As reported in RapidTV News, ABI Research is now saying that video service providers are estimated to be losing around $6 to $8 billion a year due to piracy. While the report demonstrates that piracy is still a serious problem, and one that needs to be addressed in a serious manner, it also shows something that might seem counter intuitive. DRM is actually working.

How can we say that? Well, the report points out something else, the methods of piracy have now changed. What used to be a rampant problem of illegal copying of video content on the device side (such as copying DVDs) and pirate satellite set-top boxes has now shifted to “illegal fully-loaded Kodi boxes, social network live streams, torrents of exclusive series or movies, web-based redistribution via file lockers, and password sharing,” (RapidTV News).

Piracy changing with the times

The latest methods for distributing illegal content show that piracy has changed along with the way with consumers. Increasingly consumers are leaving broadcast TV and recorded physical media for easy-to-use, attractively priced OTT (over-the-top) streaming video services overflowing with top-rate content that can be enjoyed anytime they want and on any screen they desire.

Of course, it is still possible to illegally copy streaming video so OTT service providers continue to use DRM in their video services. The end result is it is now a much easier for path for consumers to spend a relatively small amount of money to enjoy as much video as they can possibly watch rather than deal with all of the hassles of pirating it on their own.

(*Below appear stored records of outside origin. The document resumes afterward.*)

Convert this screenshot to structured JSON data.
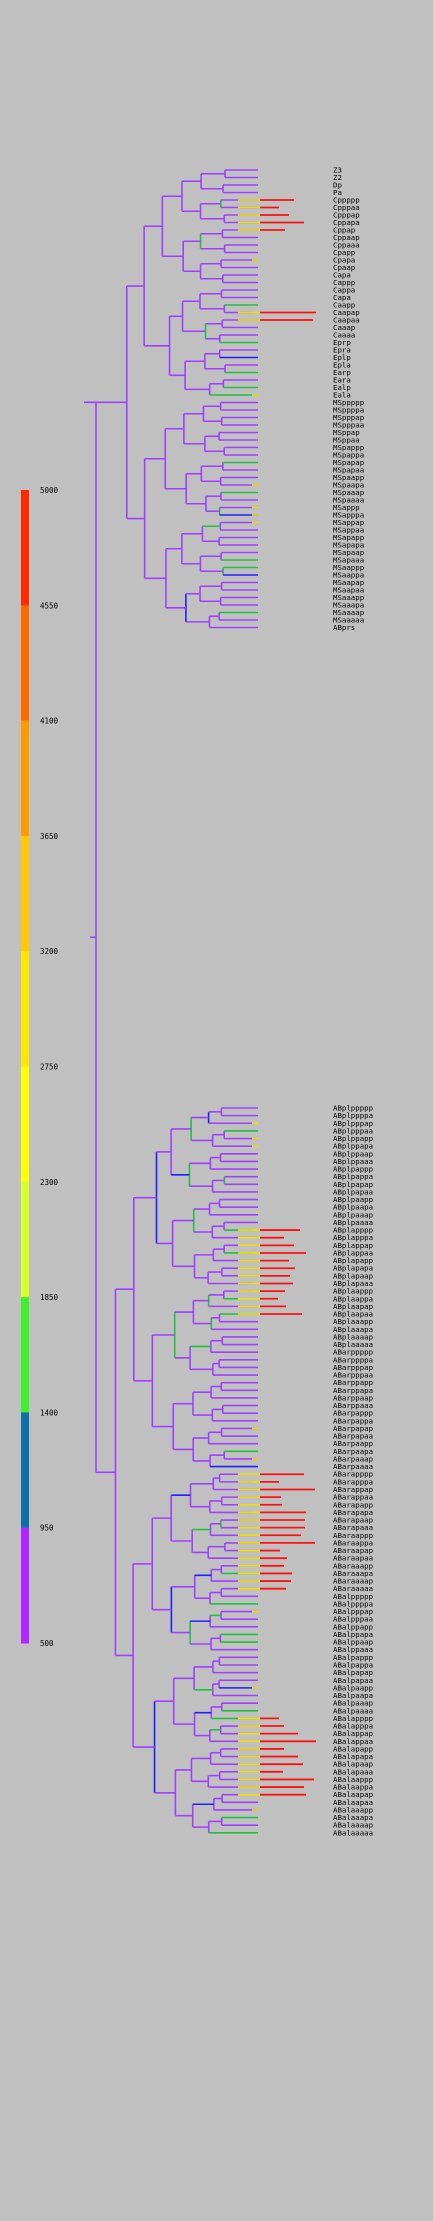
{
  "scale": {
    "ticks": [
      "5000",
      "4550",
      "4100",
      "3650",
      "3200",
      "2750",
      "2300",
      "1850",
      "1400",
      "950",
      "500"
    ],
    "colors": [
      "#ff2a00",
      "#ff6a00",
      "#ff9a00",
      "#ffc800",
      "#ffe800",
      "#ffff00",
      "#d8ff2a",
      "#3ff02a",
      "#0f6fa8",
      "#b227ff"
    ]
  },
  "colors": {
    "background": "#c0c0c0",
    "branch": "#a040ff",
    "accent_red": "#ff1010",
    "accent_yellow": "#f0e000",
    "accent_green": "#20c040",
    "accent_blue": "#2020ff"
  },
  "groups": [
    {
      "labels": [
        "Z3",
        "Z2",
        "Dp",
        "Pa",
        "Cppppp",
        "Cpppaa",
        "Cpppap",
        "Cppapa",
        "Cppap",
        "Cppaap",
        "Cppaaa",
        "Cpapp",
        "Cpapa",
        "Cpaap",
        "Capa",
        "Cappp",
        "Cappa",
        "Capa",
        "Caapp",
        "Caapap",
        "Caapaa",
        "Caaap",
        "Caaaa",
        "Eprp",
        "Epra",
        "Eplp",
        "Epla",
        "Earp",
        "Eara",
        "Ealp",
        "Eala",
        "MSppppp",
        "MSppppa",
        "MSpppap",
        "MSpppaa",
        "MSppap",
        "MSppaa",
        "MSpappp",
        "MSpappa",
        "MSpapap",
        "MSpapaa",
        "MSpaapp",
        "MSpaapa",
        "MSpaaap",
        "MSpaaaa",
        "MSappp",
        "MSapppa",
        "MSappap",
        "MSappaa",
        "MSapapp",
        "MSapapa",
        "MSapaap",
        "MSapaaa",
        "MSaappp",
        "MSaappa",
        "MSaapap",
        "MSaapaa",
        "MSaaapp",
        "MSaaapa",
        "MSaaaap",
        "MSaaaaa",
        "ABprs"
      ]
    },
    {
      "labels": [
        "ABplppppp",
        "ABplppppa",
        "ABplpppap",
        "ABplpppaa",
        "ABplppapp",
        "ABplppapa",
        "ABplppaap",
        "ABplppaaa",
        "ABplpappp",
        "ABplpappa",
        "ABplpapap",
        "ABplpapaa",
        "ABplpaapp",
        "ABplpaapa",
        "ABplpaaap",
        "ABplpaaaa",
        "ABplapppp",
        "ABplapppa",
        "ABplappap",
        "ABplappaa",
        "ABplapapp",
        "ABplapapa",
        "ABplapaap",
        "ABplapaaa",
        "ABplaappp",
        "ABplaappa",
        "ABplaapap",
        "ABplaapaa",
        "ABplaaapp",
        "ABplaaapa",
        "ABplaaaap",
        "ABplaaaaa",
        "ABarppppp",
        "ABarppppa",
        "ABarpppap",
        "ABarpppaa",
        "ABarppapp",
        "ABarppapa",
        "ABarppaap",
        "ABarppaaa",
        "ABarpappp",
        "ABarpappa",
        "ABarpapap",
        "ABarpapaa",
        "ABarpaapp",
        "ABarpaapa",
        "ABarpaaap",
        "ABarpaaaa",
        "ABarapppp",
        "ABarapppa",
        "ABarappap",
        "ABarappaa",
        "ABarapapp",
        "ABarapapa",
        "ABarapaap",
        "ABarapaaa",
        "ABaraappp",
        "ABaraappa",
        "ABaraapap",
        "ABaraapaa",
        "ABaraaapp",
        "ABaraaapa",
        "ABaraaaap",
        "ABaraaaaa",
        "ABalppppp",
        "ABalppppa",
        "ABalpppap",
        "ABalpppaa",
        "ABalppapp",
        "ABalppapa",
        "ABalppaap",
        "ABalppaaa",
        "ABalpappp",
        "ABalpappa",
        "ABalpapap",
        "ABalpapaa",
        "ABalpaapp",
        "ABalpaapa",
        "ABalpaaap",
        "ABalpaaaa",
        "ABalapppp",
        "ABalapppa",
        "ABalappap",
        "ABalappaa",
        "ABalapapp",
        "ABalapapa",
        "ABalapaap",
        "ABalapaaa",
        "ABalaappp",
        "ABalaappa",
        "ABalaapap",
        "ABalaapaa",
        "ABalaaapp",
        "ABalaaapa",
        "ABalaaaap",
        "ABalaaaaa"
      ]
    }
  ]
}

Even with the rise of OTT video, the demand for pirated content is still there and unlikely to disappear anytime soon. To compete with OTT services, pirates have to emulate them in much the same manner, i.e. provide consumers easy-to-use methods of consuming their ill-gotten gains. So, it’s no accident the piracy “products” in many ways look like the legitimate services that consumers use every day.

Adding service based countermeasures

To make their services happen, the pirates have turned to more “professional” ways of stealing content, such as using cameras to record video played on a screen, stealing video content from service providers to the entertainment industry, etc. In many ways, these methods are much the same as the ones that criminals have used for years.

Standard DRM still remains important to “keeping honest people honest.” Yet, they also need to keep up with the pirates. This is why piracy countermeasure services such as ExpressPlay uDRM are adding features such as watermarking that allow content creators to determine just where pirate content is leaking from.

At Intertrust, we’re proud to have played a part in helping the content industry win one battle and look forward to playing a part in the next one.